Top K Frequent Elements — When HashMaps Start Earning Their Salary

Given an integer array nums and an integer k, return the k most frequent elements within the array.

The test cases are generated such that the answer is always unique.

Example 1:

Input: nums = [1,2,2,3,3,3], k = 2

Output: [2,3]

Example 2:

Input: nums = [7,7], k = 1

Output: [7]

Constraints:

• 1 <= nums.length <= 10^4.

• -1000 <= nums[i] <= 1000

• 1 <= k <= number of distinct elements in nums.

My Thought Process

Step 1:
Count frequencies.

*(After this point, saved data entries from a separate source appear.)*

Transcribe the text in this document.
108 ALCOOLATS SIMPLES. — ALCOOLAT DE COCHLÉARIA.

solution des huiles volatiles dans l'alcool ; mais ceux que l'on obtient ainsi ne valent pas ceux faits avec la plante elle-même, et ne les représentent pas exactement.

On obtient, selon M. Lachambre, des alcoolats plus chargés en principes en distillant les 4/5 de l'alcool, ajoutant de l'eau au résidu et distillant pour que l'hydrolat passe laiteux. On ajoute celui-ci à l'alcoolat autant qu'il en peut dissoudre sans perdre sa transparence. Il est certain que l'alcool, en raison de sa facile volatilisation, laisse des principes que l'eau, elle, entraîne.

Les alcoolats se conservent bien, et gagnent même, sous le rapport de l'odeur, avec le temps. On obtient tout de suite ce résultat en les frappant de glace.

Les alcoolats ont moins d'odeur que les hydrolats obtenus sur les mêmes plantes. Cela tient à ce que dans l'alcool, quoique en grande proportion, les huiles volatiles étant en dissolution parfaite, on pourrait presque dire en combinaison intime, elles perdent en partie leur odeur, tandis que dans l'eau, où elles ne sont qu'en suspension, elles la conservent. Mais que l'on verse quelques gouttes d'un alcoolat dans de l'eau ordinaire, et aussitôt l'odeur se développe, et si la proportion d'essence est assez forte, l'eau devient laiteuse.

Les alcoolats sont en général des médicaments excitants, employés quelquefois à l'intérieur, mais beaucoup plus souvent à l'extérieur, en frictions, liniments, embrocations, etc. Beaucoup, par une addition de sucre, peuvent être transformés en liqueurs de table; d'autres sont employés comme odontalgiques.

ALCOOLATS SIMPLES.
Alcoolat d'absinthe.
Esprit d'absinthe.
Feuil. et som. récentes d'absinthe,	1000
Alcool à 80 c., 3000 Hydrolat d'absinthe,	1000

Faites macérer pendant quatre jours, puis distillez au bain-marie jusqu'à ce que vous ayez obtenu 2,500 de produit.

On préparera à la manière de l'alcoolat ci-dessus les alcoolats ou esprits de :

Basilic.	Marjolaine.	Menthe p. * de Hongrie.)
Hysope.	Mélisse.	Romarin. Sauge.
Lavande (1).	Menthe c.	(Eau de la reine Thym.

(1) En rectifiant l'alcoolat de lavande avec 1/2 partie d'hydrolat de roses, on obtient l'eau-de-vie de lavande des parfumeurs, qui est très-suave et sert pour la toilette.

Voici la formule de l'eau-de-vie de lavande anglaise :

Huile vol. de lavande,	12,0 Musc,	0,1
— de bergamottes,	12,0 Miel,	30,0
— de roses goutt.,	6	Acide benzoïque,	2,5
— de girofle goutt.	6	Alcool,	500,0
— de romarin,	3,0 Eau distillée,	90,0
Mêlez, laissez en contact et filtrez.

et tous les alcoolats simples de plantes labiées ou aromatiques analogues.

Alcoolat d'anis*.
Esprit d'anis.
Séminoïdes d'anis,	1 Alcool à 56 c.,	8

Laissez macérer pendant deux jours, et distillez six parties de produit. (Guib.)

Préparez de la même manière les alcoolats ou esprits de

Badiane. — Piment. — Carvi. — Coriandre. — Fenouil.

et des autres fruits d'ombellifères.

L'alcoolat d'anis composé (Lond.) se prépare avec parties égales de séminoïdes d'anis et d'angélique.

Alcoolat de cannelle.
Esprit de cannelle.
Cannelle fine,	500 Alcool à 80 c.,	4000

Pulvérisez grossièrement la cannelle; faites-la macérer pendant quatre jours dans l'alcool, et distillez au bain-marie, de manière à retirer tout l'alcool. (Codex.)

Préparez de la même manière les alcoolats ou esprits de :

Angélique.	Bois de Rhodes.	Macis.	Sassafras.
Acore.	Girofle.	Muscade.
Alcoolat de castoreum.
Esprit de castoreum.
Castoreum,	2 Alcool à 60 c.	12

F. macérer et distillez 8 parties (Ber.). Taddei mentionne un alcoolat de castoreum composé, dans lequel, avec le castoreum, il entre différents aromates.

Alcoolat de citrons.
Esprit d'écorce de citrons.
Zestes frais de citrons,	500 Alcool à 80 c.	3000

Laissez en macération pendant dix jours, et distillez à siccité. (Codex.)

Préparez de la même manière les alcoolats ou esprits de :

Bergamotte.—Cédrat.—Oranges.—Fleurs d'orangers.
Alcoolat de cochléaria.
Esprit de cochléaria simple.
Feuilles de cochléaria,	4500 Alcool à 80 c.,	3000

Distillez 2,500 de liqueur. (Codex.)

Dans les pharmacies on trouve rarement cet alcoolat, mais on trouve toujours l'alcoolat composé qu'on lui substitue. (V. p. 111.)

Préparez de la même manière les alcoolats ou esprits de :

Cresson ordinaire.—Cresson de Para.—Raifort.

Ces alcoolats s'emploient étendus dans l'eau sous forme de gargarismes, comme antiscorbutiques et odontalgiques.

That’s obvious.

Step 2:
Sort elements based on frequency.

Step 3:
Take the top k.

That’s it.

• Use a dictionary to store frequencies.

• Loop through nums and count occurrences.

• Sort keys based on their frequency (descending).

• Pick the first k.

class Solution:
    def topKFrequent(self, nums: List[int], k: int) -> List[int]:
        hs = defaultdict(list)
        ans = []
        for i,num in enumerate(nums):
            if num in hs:
                hs[num] += 1
            else:
                hs[num] = 1
        for key in sorted(hs, key=hs.get, reverse=True):
            if(k>0):
                ans.append(key)
                k -= 1
        return ans

What surprised me was that even with an extra HashMap and a sorting step, this implementation still performed better than most submissions.